After High Court punts, pot regs back on table: Supreme Court decision vacates controversial ruling
August 22, 2012
Jason Hoppin, Santa Cruz Sentinel
The state Supreme Court backed off ruling on a closely watched medical marijuana case Wednesday, saying the case was now moot.
The move could clear the way for lifting a county moratorium on new pot clubs, after the case led the Santa Cruz County Board of Supervisors to suspend local dispensary rules. That left local providers in limbo amid a broad federal crackdown and a growing number of California governments banning pot clubs altogether.
"It's terrific news," said Ben Rice, a local attorney who represents several local dispensaries. "Everybody's real hopeful that the county's going to engage all these folks again in regulating medical marijuana in the county."
While the court declined to hear the much-anticipated case, the effect is as good as a win for medical marijuana advocates. Under Supreme Court rules, the disputed appeals court ruling no longer has legal force.
The case began when the city of Long Beach passed regulatory rules demanding a steep payment from operators for the chance to enter a lottery allowing them to open their doors in city limits.
Dispensary operators sued, arguing that local governments had no business regulating an area governed by federal drug laws, and a state appeals panel agreed. But rather than simply toss the regulatory scheme, the judges cited federal law and blocked any local regulations, even going so far to suggest local officials could be prosecuted for passing them.
The clubs' risky legal strategy had backfired, and they dropped it after the Supreme Court agreed to hear the case, Pack v. City of Long Beach. Long Beach also later joined scores of California cities in lowering a total ban on dispensaries, making the case moot.
In the meantime, the ruling seemed to contribute to a trend of pot club prohibitions that came despite broad public support for Prop 215, the ground-breaking 1996 medical marijuana law that has since been adapted to 16 states.
In California, 20 counties and at least 179 cities - including Los Angeles, the second-largest city in the U.S. - now ban dispensaries, according to the advocacy group Americans for Safe Access.
"A lot of cities used the Pack decision as cover to ban everything, outright," said H. Allen Hopper, criminal justice and policy director at the American Civil Liberties Union's Northern California chapter, who filed a joint brief in the case on behalf of Santa Cruz County and San Francisco.
County Counsel Dana McRae said she expects to return to the Board of Supervisors with an update on the case, which could include a discussion of the county's moratorium on new dispensaries.
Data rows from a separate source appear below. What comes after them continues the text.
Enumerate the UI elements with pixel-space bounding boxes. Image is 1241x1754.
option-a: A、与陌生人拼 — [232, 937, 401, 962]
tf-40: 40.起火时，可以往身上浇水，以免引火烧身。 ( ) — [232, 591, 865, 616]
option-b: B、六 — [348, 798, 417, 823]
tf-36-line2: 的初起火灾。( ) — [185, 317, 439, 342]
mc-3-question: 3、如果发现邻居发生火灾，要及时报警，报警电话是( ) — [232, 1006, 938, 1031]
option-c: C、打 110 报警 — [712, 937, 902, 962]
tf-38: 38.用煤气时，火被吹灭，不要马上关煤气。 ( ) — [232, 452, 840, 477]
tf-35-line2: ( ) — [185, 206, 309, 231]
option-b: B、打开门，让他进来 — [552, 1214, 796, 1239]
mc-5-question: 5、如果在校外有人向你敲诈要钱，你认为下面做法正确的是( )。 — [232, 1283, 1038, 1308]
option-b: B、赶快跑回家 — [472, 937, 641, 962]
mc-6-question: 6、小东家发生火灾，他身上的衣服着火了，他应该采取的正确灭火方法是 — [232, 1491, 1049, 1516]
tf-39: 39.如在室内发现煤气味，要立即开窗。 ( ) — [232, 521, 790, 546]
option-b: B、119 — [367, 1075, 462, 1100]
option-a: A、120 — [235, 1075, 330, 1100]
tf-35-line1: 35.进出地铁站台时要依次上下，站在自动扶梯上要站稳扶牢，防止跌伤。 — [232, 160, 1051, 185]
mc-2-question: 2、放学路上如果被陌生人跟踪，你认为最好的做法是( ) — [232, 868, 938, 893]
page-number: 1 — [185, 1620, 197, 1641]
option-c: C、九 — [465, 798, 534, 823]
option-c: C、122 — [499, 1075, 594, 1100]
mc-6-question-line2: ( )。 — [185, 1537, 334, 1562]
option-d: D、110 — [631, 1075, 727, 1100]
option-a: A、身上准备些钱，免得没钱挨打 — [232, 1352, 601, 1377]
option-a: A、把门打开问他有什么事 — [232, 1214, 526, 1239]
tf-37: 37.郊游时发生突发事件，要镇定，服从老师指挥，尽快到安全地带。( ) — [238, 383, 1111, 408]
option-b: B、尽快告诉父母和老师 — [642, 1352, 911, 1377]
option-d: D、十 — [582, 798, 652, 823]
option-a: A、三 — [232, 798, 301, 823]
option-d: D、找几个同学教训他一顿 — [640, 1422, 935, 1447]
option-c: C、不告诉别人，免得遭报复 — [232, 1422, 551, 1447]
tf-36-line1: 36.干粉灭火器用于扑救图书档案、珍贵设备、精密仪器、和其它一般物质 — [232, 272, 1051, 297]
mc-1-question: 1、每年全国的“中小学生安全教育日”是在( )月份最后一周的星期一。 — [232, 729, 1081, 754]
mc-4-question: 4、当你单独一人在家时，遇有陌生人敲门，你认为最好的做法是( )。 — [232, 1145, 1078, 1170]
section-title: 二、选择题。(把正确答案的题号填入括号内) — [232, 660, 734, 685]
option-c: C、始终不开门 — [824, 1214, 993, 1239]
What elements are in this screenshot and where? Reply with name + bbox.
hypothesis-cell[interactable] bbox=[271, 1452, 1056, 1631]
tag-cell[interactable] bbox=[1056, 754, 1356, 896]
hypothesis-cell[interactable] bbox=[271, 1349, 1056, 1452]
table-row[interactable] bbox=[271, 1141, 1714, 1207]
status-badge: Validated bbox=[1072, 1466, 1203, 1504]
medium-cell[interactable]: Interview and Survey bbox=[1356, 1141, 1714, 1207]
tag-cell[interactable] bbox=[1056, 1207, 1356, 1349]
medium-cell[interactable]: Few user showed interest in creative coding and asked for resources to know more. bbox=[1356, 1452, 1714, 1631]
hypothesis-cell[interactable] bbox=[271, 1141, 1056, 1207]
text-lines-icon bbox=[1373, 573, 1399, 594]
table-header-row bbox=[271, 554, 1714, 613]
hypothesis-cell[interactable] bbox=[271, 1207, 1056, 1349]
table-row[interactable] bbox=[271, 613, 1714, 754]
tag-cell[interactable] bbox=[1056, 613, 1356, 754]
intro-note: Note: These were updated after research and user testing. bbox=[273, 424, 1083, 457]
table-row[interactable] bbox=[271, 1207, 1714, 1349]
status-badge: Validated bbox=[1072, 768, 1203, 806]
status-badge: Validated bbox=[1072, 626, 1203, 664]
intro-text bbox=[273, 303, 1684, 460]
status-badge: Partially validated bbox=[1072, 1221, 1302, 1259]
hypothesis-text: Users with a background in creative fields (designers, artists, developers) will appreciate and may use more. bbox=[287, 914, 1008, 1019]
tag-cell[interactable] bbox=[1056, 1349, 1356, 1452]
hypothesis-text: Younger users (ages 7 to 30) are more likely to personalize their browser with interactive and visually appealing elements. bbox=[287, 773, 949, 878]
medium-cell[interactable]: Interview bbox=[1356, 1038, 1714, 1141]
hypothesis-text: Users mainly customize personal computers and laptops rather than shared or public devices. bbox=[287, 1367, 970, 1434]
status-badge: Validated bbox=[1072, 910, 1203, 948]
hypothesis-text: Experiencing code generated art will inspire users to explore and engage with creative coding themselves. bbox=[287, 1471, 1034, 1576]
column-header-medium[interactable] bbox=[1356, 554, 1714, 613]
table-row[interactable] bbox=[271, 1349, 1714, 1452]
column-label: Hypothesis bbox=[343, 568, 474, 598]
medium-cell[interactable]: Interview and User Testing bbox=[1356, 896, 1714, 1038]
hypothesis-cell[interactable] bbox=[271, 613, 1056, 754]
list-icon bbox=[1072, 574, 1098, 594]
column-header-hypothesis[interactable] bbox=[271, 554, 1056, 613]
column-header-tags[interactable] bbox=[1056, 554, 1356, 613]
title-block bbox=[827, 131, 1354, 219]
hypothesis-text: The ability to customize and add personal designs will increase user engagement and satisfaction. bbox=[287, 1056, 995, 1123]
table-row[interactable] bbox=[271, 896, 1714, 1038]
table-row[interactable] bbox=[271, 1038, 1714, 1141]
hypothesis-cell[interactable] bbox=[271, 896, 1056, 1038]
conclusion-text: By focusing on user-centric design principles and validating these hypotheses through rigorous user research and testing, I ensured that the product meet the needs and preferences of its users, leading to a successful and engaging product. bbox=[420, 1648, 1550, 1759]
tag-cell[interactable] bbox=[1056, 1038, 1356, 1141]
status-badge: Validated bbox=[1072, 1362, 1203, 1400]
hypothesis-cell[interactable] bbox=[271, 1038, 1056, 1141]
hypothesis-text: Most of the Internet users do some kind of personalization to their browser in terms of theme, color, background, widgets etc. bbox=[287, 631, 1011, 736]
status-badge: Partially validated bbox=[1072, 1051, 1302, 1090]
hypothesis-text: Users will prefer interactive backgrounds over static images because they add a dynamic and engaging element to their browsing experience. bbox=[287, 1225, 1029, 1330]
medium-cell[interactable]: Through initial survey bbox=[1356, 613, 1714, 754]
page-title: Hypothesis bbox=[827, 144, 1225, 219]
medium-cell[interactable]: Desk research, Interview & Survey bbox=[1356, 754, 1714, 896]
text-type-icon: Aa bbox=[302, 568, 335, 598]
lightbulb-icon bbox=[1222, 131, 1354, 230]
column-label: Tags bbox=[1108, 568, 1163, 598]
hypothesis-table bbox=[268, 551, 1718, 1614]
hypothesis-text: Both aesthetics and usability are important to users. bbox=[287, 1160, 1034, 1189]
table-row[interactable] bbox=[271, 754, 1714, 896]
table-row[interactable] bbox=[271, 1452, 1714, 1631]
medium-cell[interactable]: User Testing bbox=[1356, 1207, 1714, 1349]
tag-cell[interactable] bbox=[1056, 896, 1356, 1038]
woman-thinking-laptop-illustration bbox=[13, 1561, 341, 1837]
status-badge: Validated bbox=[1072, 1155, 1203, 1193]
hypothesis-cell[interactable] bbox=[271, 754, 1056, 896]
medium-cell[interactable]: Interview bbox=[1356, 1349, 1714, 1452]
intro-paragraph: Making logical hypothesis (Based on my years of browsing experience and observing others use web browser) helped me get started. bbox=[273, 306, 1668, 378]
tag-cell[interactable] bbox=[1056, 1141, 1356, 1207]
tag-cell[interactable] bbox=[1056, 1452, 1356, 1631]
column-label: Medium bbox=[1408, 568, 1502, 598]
Passed in May 2011, the original county regulations were welcomed by local operators, setting business operations standards and location restrictions. Board of Supervisors Chair John Leopold, who helped author the law, said it was too early to say what the county might do next.
All eyes now turn to another potential Supreme Court ruling on a ban on dispensaries in Riverside, in a case involving a collective called the Inland Empire Patient's Health and Wellness Center. Advocates hope to prohibit bans, citing Prop 215.
"We're back now to the same legal landscape that existed before the Pack appellate court decision. Counties are free to regulate, and whether or not they can completely ban is a very uncertain proposition given the Supreme Court review pending in the Riverside case," Hopper said.
Kris Hermes, a spokesman for American for Safe Access, agreed the medical marijuana industry is watching the Riverside case. But he added that he hoped the state Legislature would take up the matter as well.
"We're not necessarily waiting for the Supreme Court to rule on this issue. We're also hoping the Legislature will adopt sensible regulations," Hermes said.